The research presented in this paper compares the direct emissions and fuel consumption savings of five different strategies for greener roads. Specifically, savings from an incident management strategy using an Intelligent Transportation Systems (ITS) application, traffic cameras, is compared to savings from strategies focused on the construction phase including; using regionally provided materials, reducing fossil fuel use, reusing pavement, and using warm-mix asphalt. The comparison used lifecycle assessment to evaluate a 10-mile segment of a key urban interstate in South Carolina. The results revealed that within the first year of operations, implementing the selected ITS strategy would provide a fuel savings that is over 3 times greater than the combined savings that could be realized by implementing all 4 construction-phase strategies together. For an 8-year repaving schedule, the ITS strategy provides fuel savings over 30 times larger than all the construction phase strategies combined, and reduces carbon-dioxide emissions over 5 times more than any one of the construction-phase strategies.
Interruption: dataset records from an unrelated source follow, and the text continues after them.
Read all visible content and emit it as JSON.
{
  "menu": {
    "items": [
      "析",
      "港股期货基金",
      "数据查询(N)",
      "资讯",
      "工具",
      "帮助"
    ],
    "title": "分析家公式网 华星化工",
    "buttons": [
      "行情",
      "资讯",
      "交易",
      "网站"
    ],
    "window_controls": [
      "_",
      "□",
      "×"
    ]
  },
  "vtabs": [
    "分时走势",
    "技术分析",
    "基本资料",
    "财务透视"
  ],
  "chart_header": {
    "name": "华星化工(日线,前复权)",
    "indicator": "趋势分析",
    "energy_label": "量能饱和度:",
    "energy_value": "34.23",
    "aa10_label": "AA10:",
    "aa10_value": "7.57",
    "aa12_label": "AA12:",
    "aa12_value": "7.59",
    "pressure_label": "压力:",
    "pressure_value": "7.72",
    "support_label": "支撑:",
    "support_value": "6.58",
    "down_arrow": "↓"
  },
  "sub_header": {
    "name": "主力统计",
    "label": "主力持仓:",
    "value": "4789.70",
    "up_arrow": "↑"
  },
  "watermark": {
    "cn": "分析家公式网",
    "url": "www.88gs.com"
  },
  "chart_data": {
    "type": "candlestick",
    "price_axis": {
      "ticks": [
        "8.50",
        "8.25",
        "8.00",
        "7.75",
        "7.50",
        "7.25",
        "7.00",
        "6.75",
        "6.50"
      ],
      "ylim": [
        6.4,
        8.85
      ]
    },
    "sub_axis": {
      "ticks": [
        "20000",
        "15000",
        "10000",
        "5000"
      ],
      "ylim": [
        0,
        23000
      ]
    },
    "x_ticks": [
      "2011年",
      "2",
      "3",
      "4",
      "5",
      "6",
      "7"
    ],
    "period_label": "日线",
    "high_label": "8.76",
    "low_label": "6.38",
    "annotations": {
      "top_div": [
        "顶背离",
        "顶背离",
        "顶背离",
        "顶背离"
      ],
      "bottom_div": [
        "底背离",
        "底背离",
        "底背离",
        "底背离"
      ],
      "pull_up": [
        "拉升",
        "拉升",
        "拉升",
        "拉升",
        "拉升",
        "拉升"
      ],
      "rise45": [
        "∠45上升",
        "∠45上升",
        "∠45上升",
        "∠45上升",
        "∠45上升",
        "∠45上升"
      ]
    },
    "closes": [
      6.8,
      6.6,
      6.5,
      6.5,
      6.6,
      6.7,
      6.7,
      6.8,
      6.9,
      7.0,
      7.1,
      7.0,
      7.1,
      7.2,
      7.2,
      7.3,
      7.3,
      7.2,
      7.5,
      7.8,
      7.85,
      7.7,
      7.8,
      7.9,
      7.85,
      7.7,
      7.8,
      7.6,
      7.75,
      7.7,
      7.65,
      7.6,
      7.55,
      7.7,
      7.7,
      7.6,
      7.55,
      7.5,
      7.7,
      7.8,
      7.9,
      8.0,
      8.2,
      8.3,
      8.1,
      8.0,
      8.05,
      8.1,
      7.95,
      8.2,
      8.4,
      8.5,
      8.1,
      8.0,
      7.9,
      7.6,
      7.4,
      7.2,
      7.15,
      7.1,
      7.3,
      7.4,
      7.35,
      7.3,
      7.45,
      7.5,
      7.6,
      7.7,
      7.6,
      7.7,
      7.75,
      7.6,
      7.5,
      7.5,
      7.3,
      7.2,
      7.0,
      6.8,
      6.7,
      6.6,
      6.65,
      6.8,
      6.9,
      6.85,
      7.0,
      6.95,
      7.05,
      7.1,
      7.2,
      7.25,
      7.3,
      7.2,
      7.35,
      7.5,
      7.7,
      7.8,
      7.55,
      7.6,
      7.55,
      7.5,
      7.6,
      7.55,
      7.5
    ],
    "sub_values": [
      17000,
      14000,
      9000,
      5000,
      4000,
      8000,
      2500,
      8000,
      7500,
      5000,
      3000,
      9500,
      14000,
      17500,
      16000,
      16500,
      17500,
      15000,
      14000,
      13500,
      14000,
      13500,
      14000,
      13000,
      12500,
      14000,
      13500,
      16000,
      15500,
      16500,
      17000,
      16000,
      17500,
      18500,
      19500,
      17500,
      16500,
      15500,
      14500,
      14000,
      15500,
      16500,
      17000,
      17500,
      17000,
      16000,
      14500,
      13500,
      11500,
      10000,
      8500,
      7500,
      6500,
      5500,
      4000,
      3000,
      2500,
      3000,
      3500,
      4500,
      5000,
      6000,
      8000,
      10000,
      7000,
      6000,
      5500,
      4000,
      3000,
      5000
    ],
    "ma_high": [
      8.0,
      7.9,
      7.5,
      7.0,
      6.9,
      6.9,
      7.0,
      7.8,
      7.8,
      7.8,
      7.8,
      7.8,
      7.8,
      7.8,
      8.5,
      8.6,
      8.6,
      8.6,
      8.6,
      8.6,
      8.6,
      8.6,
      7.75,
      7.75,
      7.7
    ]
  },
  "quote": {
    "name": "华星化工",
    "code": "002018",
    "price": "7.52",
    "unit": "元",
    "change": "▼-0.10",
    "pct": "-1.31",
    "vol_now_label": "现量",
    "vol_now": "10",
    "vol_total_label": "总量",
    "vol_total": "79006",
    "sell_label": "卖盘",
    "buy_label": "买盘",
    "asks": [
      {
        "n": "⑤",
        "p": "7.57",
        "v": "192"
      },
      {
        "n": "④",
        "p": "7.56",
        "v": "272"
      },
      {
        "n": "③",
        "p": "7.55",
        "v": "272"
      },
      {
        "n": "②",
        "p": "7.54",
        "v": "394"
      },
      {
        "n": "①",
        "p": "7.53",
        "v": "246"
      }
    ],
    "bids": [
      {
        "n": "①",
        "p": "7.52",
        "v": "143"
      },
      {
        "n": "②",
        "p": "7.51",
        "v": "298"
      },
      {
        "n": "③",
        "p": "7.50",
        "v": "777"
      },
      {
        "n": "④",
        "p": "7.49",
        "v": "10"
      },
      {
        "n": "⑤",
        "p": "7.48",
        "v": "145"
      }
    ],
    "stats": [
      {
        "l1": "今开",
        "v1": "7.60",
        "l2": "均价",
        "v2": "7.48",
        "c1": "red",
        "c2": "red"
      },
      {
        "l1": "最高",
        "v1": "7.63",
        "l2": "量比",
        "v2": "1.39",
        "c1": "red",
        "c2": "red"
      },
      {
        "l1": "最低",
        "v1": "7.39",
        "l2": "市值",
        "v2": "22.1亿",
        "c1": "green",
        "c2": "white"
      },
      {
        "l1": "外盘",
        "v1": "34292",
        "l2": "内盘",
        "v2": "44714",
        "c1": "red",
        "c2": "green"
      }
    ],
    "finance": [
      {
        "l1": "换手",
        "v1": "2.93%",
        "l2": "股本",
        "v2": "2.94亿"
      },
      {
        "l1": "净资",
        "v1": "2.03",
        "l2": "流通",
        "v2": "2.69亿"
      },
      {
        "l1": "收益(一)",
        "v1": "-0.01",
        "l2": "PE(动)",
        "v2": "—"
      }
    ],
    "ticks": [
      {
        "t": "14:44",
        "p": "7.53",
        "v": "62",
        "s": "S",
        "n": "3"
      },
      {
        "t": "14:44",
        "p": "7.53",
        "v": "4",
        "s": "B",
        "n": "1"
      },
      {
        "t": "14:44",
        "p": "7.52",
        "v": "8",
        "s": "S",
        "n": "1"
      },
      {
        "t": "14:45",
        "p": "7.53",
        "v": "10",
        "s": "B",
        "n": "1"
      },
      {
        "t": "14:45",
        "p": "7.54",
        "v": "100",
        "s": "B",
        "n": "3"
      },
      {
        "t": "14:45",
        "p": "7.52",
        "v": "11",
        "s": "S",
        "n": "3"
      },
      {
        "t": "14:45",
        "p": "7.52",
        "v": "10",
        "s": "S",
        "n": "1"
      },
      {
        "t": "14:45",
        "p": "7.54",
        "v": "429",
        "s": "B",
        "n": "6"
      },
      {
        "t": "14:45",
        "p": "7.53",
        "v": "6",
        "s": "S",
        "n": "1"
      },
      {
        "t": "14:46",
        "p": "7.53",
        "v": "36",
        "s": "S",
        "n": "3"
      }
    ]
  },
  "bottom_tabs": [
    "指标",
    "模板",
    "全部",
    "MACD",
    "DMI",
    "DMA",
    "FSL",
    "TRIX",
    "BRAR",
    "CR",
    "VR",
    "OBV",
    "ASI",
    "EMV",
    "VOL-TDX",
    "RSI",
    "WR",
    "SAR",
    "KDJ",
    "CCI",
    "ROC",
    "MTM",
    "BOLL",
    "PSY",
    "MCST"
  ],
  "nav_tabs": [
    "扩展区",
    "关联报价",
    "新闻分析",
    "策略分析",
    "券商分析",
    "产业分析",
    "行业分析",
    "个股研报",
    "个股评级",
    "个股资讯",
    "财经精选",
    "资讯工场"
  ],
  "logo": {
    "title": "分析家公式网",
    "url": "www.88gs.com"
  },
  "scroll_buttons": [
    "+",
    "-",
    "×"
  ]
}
The article highlights ITS's effectiveness as a sustainability tool by comparing emissions and fuel use reductions to sustainable construction strategies. These results suggest that policies and rating systems for more sustainable roads should weigh ITS strategies considerably more than individual construction-phase strategies. The results also highlight the need for transportation policy to evaluate the benefits of all potential sustainable strategies to encourage implementation of the most effective ones.